Beasts of the Southern Wild is a fantastical celebration of the interconnectedness of all things.
But while that fact is acknowledged almost from the first frame in this magical movie from first time director, Benh Zeitlin, who also wrote the screenplay with Lucy Alibar (adapted from her play Juicy and Delicious), and reaffirmed throughout, Zeitlin doesn’t give us a vision of some trippy hippy New Age world of hand holding dreamers mouthing empty platitudes about brotherly togetherness.
Rather the world that our fierce, diminutive six year old protagonist, Hush Puppy (Quvenzhane Wallis) inhabits is desperately real; a gritty ramshackle world held together by little more than a fervent, and possibly erroneous belief that it can endure anything the world outside can throw at it.
Hush Puppy, who is possessed of a wisdom and confidence beyond her years, I suspect because she has had to raise herself for the most part, lives with her father Wink (Dwight Henry) in the Bathtub, a poor community perched on the edge of the bayou in southern Louisiana.
Their existence is a precarious one, one storm away from annihilation but they celebrate the world they inhabit with gusto, and defend its virtues, such as they are, with a verve and spirit that they contend is lacking in the “Dry World” on the other side of the levee.
In fact one of the early scenes in the movie shows the community coming together for a festival that seems to last all day and all night, involves the copious imbibing of alcohol (not an unusual occurrence) and the letting off of many homemade fireworks. It is capped by Wink’s drunken evocation of all that is good and laudatory about the world they live in.

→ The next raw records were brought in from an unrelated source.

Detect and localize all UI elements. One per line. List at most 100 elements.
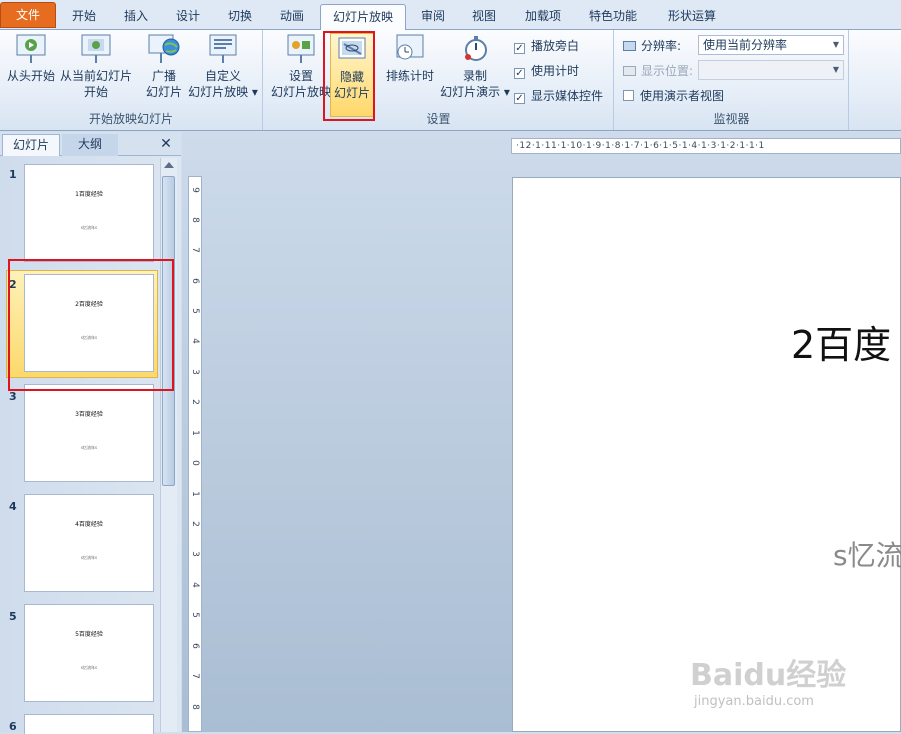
play-narration-checkbox[interactable]: ✓ 播放旁白: [514, 38, 579, 54]
rehearse-timings-label: 排练计时: [385, 69, 434, 83]
rehearse-timings-button[interactable]: 排练计时: [382, 33, 438, 84]
slide-thumbnail[interactable]: 5百度经验 s忆流年s: [24, 604, 154, 702]
presenter-view-label: 使用演示者视图: [640, 89, 725, 103]
slide-subtitle[interactable]: s忆流: [833, 534, 901, 574]
slide-number: 6: [9, 720, 17, 733]
group-start-label: 开始放映幻灯片: [88, 112, 173, 126]
current-slide[interactable]: 2百度 s忆流: [512, 177, 901, 732]
setup-slideshow-icon: [284, 33, 318, 65]
ruler-tick-label: 7: [190, 673, 200, 679]
custom-slideshow-label-1: 自定义: [204, 69, 241, 83]
from-beginning-label: 从头开始: [6, 69, 55, 83]
from-current-label-1: 从当前幻灯片: [59, 69, 132, 83]
chevron-down-icon: ▼: [832, 40, 839, 49]
broadcast-button[interactable]: 广播 幻灯片: [142, 33, 186, 100]
ruler-tick-label: 2: [190, 399, 200, 405]
panel-tabs: 幻灯片 大纲 ✕: [0, 132, 181, 156]
tab-home[interactable]: 开始: [60, 4, 108, 30]
tab-features[interactable]: 特色功能: [578, 4, 648, 30]
slide-number: 3: [9, 390, 17, 403]
tab-slideshow[interactable]: 幻灯片放映: [320, 4, 406, 31]
play-narration-label: 播放旁白: [531, 39, 580, 53]
display-position-row: 显示位置:: [623, 63, 693, 79]
ruler-tick-label: 9: [190, 187, 200, 193]
ruler-tick-label: 8: [190, 217, 200, 223]
thumb-subtitle: s忆流年s: [80, 555, 98, 560]
ruler-tick-label: 1: [190, 430, 200, 436]
projector-play-icon: [14, 33, 48, 65]
custom-slideshow-label-2: 幻灯片放映 ▾: [188, 85, 258, 99]
record-stopwatch-icon: [458, 33, 492, 65]
resolution-value: 使用当前分辨率: [703, 38, 788, 52]
ruler-tick-label: 1: [190, 491, 200, 497]
watermark-url: jingyan.baidu.com: [694, 694, 814, 709]
group-monitors: 分辨率: 使用当前分辨率 ▼ 显示位置: ▼ 使用演示者视图 监视器: [615, 30, 849, 130]
tab-transitions[interactable]: 切换: [216, 4, 264, 30]
chevron-down-icon: ▼: [832, 65, 839, 74]
tab-addins[interactable]: 加载项: [512, 4, 574, 30]
ruler-tick-label: 6: [190, 643, 200, 649]
tab-outline[interactable]: 大纲: [62, 134, 118, 156]
tab-animations[interactable]: 动画: [268, 4, 316, 30]
presenter-view-checkbox[interactable]: 使用演示者视图: [623, 88, 724, 104]
tab-insert[interactable]: 插入: [112, 4, 160, 30]
tab-file[interactable]: 文件: [0, 2, 56, 28]
tab-review[interactable]: 审阅: [410, 4, 456, 30]
rehearse-clock-icon: [393, 33, 427, 65]
ruler-tick-label: 2: [190, 521, 200, 527]
resolution-row: 分辨率:: [623, 38, 681, 54]
thumb-title: 4百度经验: [75, 521, 103, 528]
use-timings-checkbox[interactable]: ✓ 使用计时: [514, 63, 579, 79]
custom-slideshow-button[interactable]: 自定义 幻灯片放映 ▾: [187, 33, 259, 100]
resolution-dropdown[interactable]: 使用当前分辨率 ▼: [698, 35, 844, 55]
ruler-tick-label: 4: [190, 582, 200, 588]
from-beginning-button[interactable]: 从头开始: [4, 33, 58, 84]
highlight-box-selected-slide: [8, 259, 174, 391]
tab-shape-ops[interactable]: 形状运算: [656, 4, 728, 30]
slide-number: 5: [9, 610, 17, 623]
display-monitor-icon: [623, 66, 636, 76]
checkbox-checked-icon: ✓: [514, 93, 525, 104]
ruler-tick-label: 4: [190, 338, 200, 344]
slide-title[interactable]: 2百度: [791, 314, 891, 369]
slide-thumbnail[interactable]: [24, 714, 154, 734]
show-media-controls-checkbox[interactable]: ✓ 显示媒体控件: [514, 88, 603, 104]
ruler-tick-label: 8: [190, 704, 200, 710]
globe-broadcast-icon: [147, 33, 181, 65]
ruler-tick-label: 0: [190, 460, 200, 466]
slide-thumbnail[interactable]: 1百度经验 s忆流年s: [24, 164, 154, 262]
slide-number: 1: [9, 168, 17, 181]
thumb-subtitle: s忆流年s: [80, 665, 98, 670]
thumb-subtitle: s忆流年s: [80, 445, 98, 450]
ruler-tick-label: 3: [190, 551, 200, 557]
tab-design[interactable]: 设计: [164, 4, 212, 30]
tab-slides[interactable]: 幻灯片: [2, 134, 60, 156]
ribbon: 从头开始 从当前幻灯片 开始 广播 幻灯片 自定义 幻灯片放映 ▾ 开始放映幻灯…: [0, 30, 901, 131]
thumb-title: 1百度经验: [75, 191, 103, 198]
watermark-logo: Baidu经验: [690, 658, 847, 693]
from-current-button[interactable]: 从当前幻灯片 开始: [58, 33, 134, 100]
slide-number: 4: [9, 500, 17, 513]
record-slideshow-button[interactable]: 录制 幻灯片演示 ▾: [438, 33, 512, 100]
use-timings-label: 使用计时: [531, 64, 580, 78]
close-icon[interactable]: ✕: [156, 134, 176, 156]
projector-current-icon: [79, 33, 113, 65]
ruler-tick-label: 6: [190, 278, 200, 284]
slide-thumbnail[interactable]: 4百度经验 s忆流年s: [24, 494, 154, 592]
panel-scrollbar[interactable]: [160, 158, 177, 732]
ruler-tick-label: 3: [190, 369, 200, 375]
checkbox-empty-icon: [623, 90, 634, 101]
tab-view[interactable]: 视图: [460, 4, 508, 30]
horizontal-ruler: ·12·1·11·1·10·1·9·1·8·1·7·1·6·1·5·1·4·1·…: [511, 138, 901, 154]
record-slideshow-label-1: 录制: [462, 69, 487, 83]
checkbox-checked-icon: ✓: [514, 43, 525, 54]
monitor-icon: [623, 41, 636, 51]
ribbon-tab-bar: 文件 开始 插入 设计 切换 动画 幻灯片放映 审阅 视图 加载项 特色功能 形…: [0, 0, 901, 31]
display-position-dropdown[interactable]: ▼: [698, 60, 844, 80]
display-position-label: 显示位置:: [641, 64, 694, 78]
scroll-up-arrow-icon[interactable]: [164, 162, 174, 168]
slide-thumbnail[interactable]: 3百度经验 s忆流年s: [24, 384, 154, 482]
custom-show-icon: [206, 33, 240, 65]
from-current-label-2: 开始: [83, 85, 108, 99]
thumb-title: 5百度经验: [75, 631, 103, 638]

To more affluent eyes, their lives are deprived ones, absent of many of the things that we consider necessary for a fulfilling life. But to Wink, who scornfully paints life in the “Dry World” as a life of “fish wrapped in plastic” and once-a-year holidays, the citizens of The Bathtub hold all the cards, inhabitants of a world that richly rewards those who live there.
But while there is an undeniable community spirit that bonds them all together, the Bathtub is not the unassailable idyll that Wink vigorously asserts it to be.
And when the storm floods their community, which is as flawed as any gathering of people anywhere, they are initially unsure about how to handle the intrusion of the wider world into their small slice of it.
Being the hardy, practical souls they are, they do eventually rally, and there is a coming together of those that survived the storm. Still even with this hardened resolve to rebuild their lives, that has to surmount many obstacles if it to gain them any semblance of their former life, it is clear that their world will never be the same again.
It’s a reality that comes crashing down on Hush Puppy as one thing after another disappears from her universe, and she has to adapt quickly or risk being cast adrift.
That she does adapt is no surprise since Wink had taught her that she would be the “man” and “the king of The Bathtub” (a sign he wanted a boy perhaps?). Self reliance is a mantra she has had drilled into her from a young age.
But it is still heartbreaking, and yet empowering, to see one so young trying to gather so many broken pieces together, of not just her life but everyone else’s, and while she is successful up to a point at doing just that, is clear that life will never be the same again.
And she knows it.
She is the one person who seems to be intimately aware of the way everyone is connected, of her small but pivotal place in the scheme of things and says as much at one point:
“I see that I am a little piece of a big, big universe.”
You see her listening to the heartbeats of all the animals around – the chickens, the crabs, any living thing really that comes across her path (it’s no accident that her alcoholic father, who alternates between caring for her and ignoring her, suffers from a terminal heart condition) – a sign that she knows how connected she is to the life around her.
She also seems to appreciate more than most that the small world she inhabits – where life is so unvarnished and real that its inhabitants are far more connected to the world around them than any of the dwellers in the “Dry World” will ever be – is part of a larger landscape, which in turn is part of a much larger worldwide tapestry of forces such as global warming, a potent symbol of forces beyond the control of mere mortals.
And just like the cavemen and the now-extinct aurochs before her – the aurochs appear throughout as the harbingers of the Bathtub’s possible oblivion , just one of the many fantasy elements woven into the film – Hush Puppy and her ragtag community are headed for extinction too unless they can re-establish their place in the grand interlocked scheme of things.
It’s a lot of weight for one small girl to bear but Hush Puppy, and the actress who plays here, seem more than capable of carrying it off, and it’s that sense of wondrous optimism in the face of damning adversity that goes with you as you leave the theatre.
It is, in the end, a mystical inspiring and almost poetic movie that dares to believe things can get better, even in the face of every sign to the contrary.